Sopra il piramidale grado di idiozia accreditabile ai signori negazionisti del virus, che vanno in piazza a difendere la libertà (lasciatela strare che è valore nobile!), meglio stendere un pietoso lenzuolo bianco. Anche sopra coloro che si infiltrano tra le fila dei protestanti legittimi: sono i professionisti della gazzarra violenta. Per loro, al pari dei cretini, la mamma è sempre incinta. Sia si chiamino black bloc, sia no global, sia no tav; senza escludere i no vax da ricovero psichiatrico urgente. Stava per sfuggirmi il ritorno di fiamma del coprifuoco notturno che ha eliminato tanti perdigiorno. Richiama la pratica intelligente di mia nonna che, la sera copriva i carboni ardenti nel grande camino di casa con la cenere e, al mattino, li scopriva per riattizzare il fuoco.
Oltre alla malavita più o meno organizzata, sempre in momento di crisi, potrebbe entrare in campo pure la “burocrazia deviata”. Quella che ci mette poco a commettere reati di pessima moralità: corruzione e concussione. Differiscono appena tra loro, ma caratterizzano colpe gravi nella P. A. La corruzione si ha “quando il Pubblico ufficiale, per compiere un atto contrario al dovere d’ufficio, riceve denaro o altra utilità”; la concussione si concretizza da parte del Pubblico ufficiale o incaricato di pubblico servizio che, abusando della propria posizione, costringe il cittadino a dare o promettere denaro. Denaro illecito è pure quello che dorme indisturbato nei paradisi fiscal, i Paesi della cuccagna, molto attraenti per i capitalisti con il vizietto della frode fiscale. L’attrazione consiste nell’offerta di rendite privilegiate oppure custodie insindacabili che pongono il malandrino al sicuro dall’Erario “domestico”.

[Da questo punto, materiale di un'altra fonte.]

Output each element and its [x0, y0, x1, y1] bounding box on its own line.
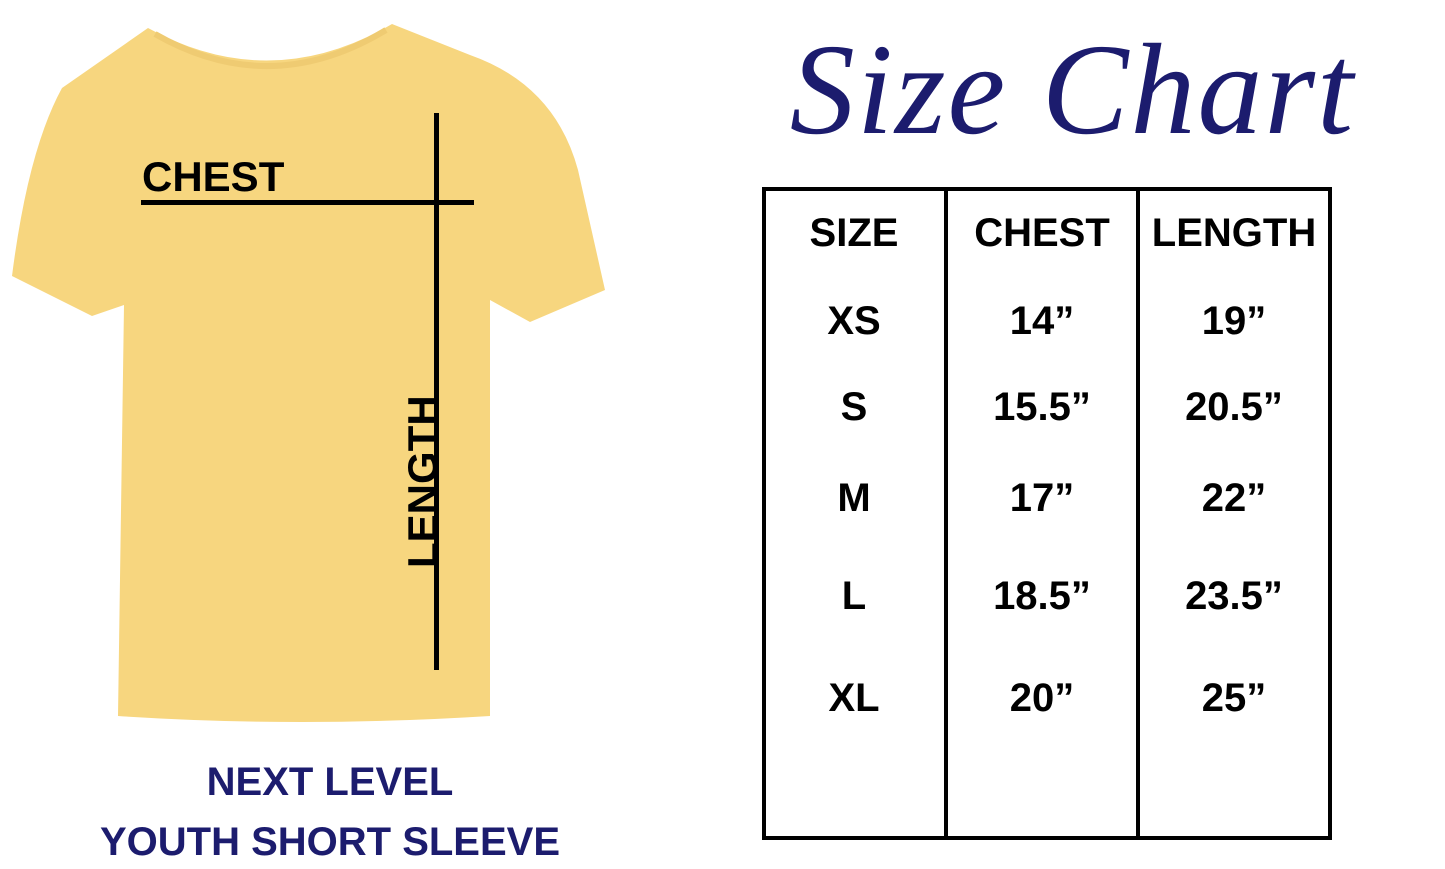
page-title: Size Chart: [789, 18, 1356, 162]
header-length: LENGTH: [1142, 213, 1326, 253]
cell-size: L: [766, 576, 942, 616]
header-chest: CHEST: [950, 213, 1134, 253]
cell-chest-text: 20”: [1009, 676, 1075, 720]
cell-length: 22”: [1142, 478, 1326, 518]
cell-length: 23.5”: [1142, 576, 1326, 616]
cell-length-text: 23.5”: [1185, 574, 1283, 618]
chest-measure-line: [141, 200, 474, 205]
cell-size: M: [766, 478, 942, 518]
collar: [153, 27, 388, 69]
cell-chest: 20”: [950, 678, 1134, 718]
column-divider: [944, 191, 948, 836]
cell-chest: 15.5”: [950, 387, 1134, 427]
cell-size-text: S: [840, 385, 868, 429]
cell-chest-text: 18.5”: [993, 574, 1091, 618]
length-measure-line: [434, 113, 439, 670]
cell-size-text: L: [841, 574, 867, 618]
header-size: SIZE: [766, 213, 942, 253]
cell-size: XL: [766, 678, 942, 718]
caption-product: YOUTH SHORT SLEEVE: [99, 820, 561, 864]
cell-length-text: 19”: [1201, 299, 1267, 343]
chest-label: CHEST: [142, 153, 285, 200]
cell-length-text: 20.5”: [1185, 385, 1283, 429]
cell-length: 20.5”: [1142, 387, 1326, 427]
cell-length-text: 22”: [1201, 476, 1267, 520]
header-chest-text: CHEST: [974, 211, 1110, 255]
cell-size-text: XS: [827, 299, 881, 343]
size-table: SIZE CHEST LENGTH XS 14” 19” S 15.5” 20.5” M 17” 22…: [762, 187, 1332, 840]
cell-chest: 18.5”: [950, 576, 1134, 616]
caption-brand: NEXT LEVEL: [206, 760, 454, 804]
cell-chest-text: 17”: [1009, 476, 1075, 520]
cell-chest-text: 15.5”: [993, 385, 1091, 429]
tshirt-image: [12, 24, 605, 722]
cell-size-text: M: [837, 476, 871, 520]
tshirt-shape: [12, 24, 605, 722]
cell-length: 19”: [1142, 301, 1326, 341]
cell-size: S: [766, 387, 942, 427]
cell-chest: 17”: [950, 478, 1134, 518]
cell-chest-text: 14”: [1009, 299, 1075, 343]
cell-size-text: XL: [828, 676, 880, 720]
cell-length-text: 25”: [1201, 676, 1267, 720]
column-divider: [1136, 191, 1140, 836]
header-length-text: LENGTH: [1151, 211, 1317, 255]
cell-length: 25”: [1142, 678, 1326, 718]
header-size-text: SIZE: [809, 211, 899, 255]
cell-chest: 14”: [950, 301, 1134, 341]
length-label: LENGTH: [399, 395, 446, 568]
cell-size: XS: [766, 301, 942, 341]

Finiamola qui, perché voglio lasciarmi lo spazio per segnalare una notizia recente: “E’ operativo il gasdotto TAP” (Trans Adriatic Pipeline). Si tratta dell’ultimo rospo ingoiato dagli ortodossi del Movimento 5 Stelle, i quali pure a questa grande opera hanno fatto la guerra e l’hanno persa. Il Tap è il segmento finale di un tubo lungo 3.500 km che porta il gas dal Mar Caspio al “tacco” del nostro stivale e di li in Europa. La proprietà del gasdotto – 10 miliardi di mc l’anno, per 7 anni di lavoro – appartiene a Italia, Inghilterra, Spagna, Svizzera e Azerbaigian. Un’opera destinata ad alleggerire la dipendenza dell’Occidente dai giacimenti russi.
I penta stellati, avevano pronunziato un NO maiuscolo e altisonante. Invece è stato SI. Lo stesso NO e lo stesso SI che ha riguardato la TAV Torino – Lione: come il matrimonio tra Renzo e Lucia, dissero, “non s’ha da fare” (assolutamente!), invece si sta facendo. Anche l’altro tra Atlantia ed Autostrade andava “divorziato” subito e al posto dell’ex ILVA di Taranto ci volevano fare un parco verde. Nulla, sin’ora è accaduto. Insomma, i rospi (politici) tanti, le ranocchie poche. Cari 5 Stelle dovrete farvene una ragione: il tempo dei “vaffa boy” è passato. Gli italiani non vi amano più.